The charts of the major equity indices remain positive, but some of the data still suggests an increased potential for some retracement of the recent gains. Meanwhile, the valuation metrics continue to show a compression of current versus fair valuation.
Now for a closer look.
On the Charts
The indices closed mixed Thursday with most advancing while the Dow Jones Transports, S&P MidCap 400 and Value Line Arithmetic Index declined.
The S&P 500 (see below) and DJIA closed above near-term resistance as the Nasdaq 100 and Value Line closed at resistance.
The NYSE saw positive breadth but negative up/down volume as the Nasdaq's internals were positive.
All of the near-term trends remain positive as are the cumulative advance/decline lines.
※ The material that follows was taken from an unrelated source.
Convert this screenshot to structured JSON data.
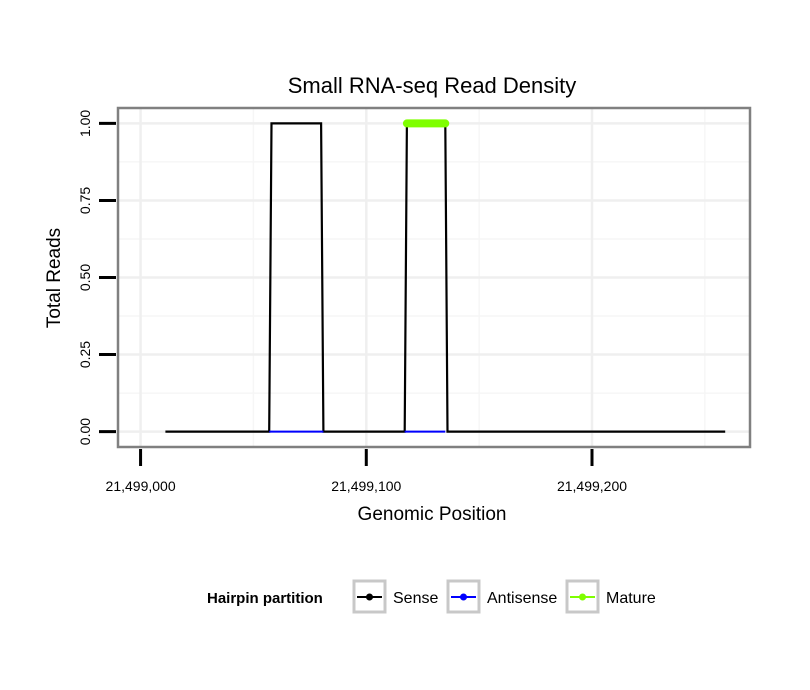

High "volume at price" (VAP) levels remain supportive. However, all of the stochastic levels are well into overbought territory, implying potential risk is present.
As all will know, downside moves in the markets of late have occurred with wide price gaps, giving little or no time to respond effectively. This also adds to our neutral outlook.
The data remains mixed.
All of the one-day McClellan Overbought/Oversold Oscillators remain overbought (All Exchange:+81.58 NYSE:+73.23 Nasdaq:+94.21). Like the stochastic readings, they imply an increase in retracement potential.
The detrended Rydex Ratio (contrary indicator) is neutral at +0.28 as is the percentage of S&P 500 stocks trading above their 50-day moving averages at 67.1.
Tuesday's AAII Bear/Bull Ratio (contrary indicators) remained bullish at 40.0/26.67. The Investor's Intelligence Bear/Bull Ratio (contrary indicator) shifted from bearish to neutral at 18.7/44.9.
The Open Insider Buy/Sell Ratio remains neutral at 42.4.
Valuation continues to look appealing, with the 12-month consensus earnings estimate from Bloomberg for the S&P 500 dipping to $171.54 per share, leaving the forward P/E multiple at 17.5x while the "rule of twenty" finds fair value at 18.2x. We would note these earnings estimates have been declining over the past week from $172.25 as the markets have moved higher.
The 10-year Treasury yield rose to 1.79%.
The earnings yield stands at 5.7%.
While not riding the trend may be heretical from a chart standpoint, the increase in downside risk has elevated via the stochastic readings, OB/OS levels and compression in the valuation gap. As such, we believe it is appropriate to maintain our near-term "neutral" outlook for the major equity indices.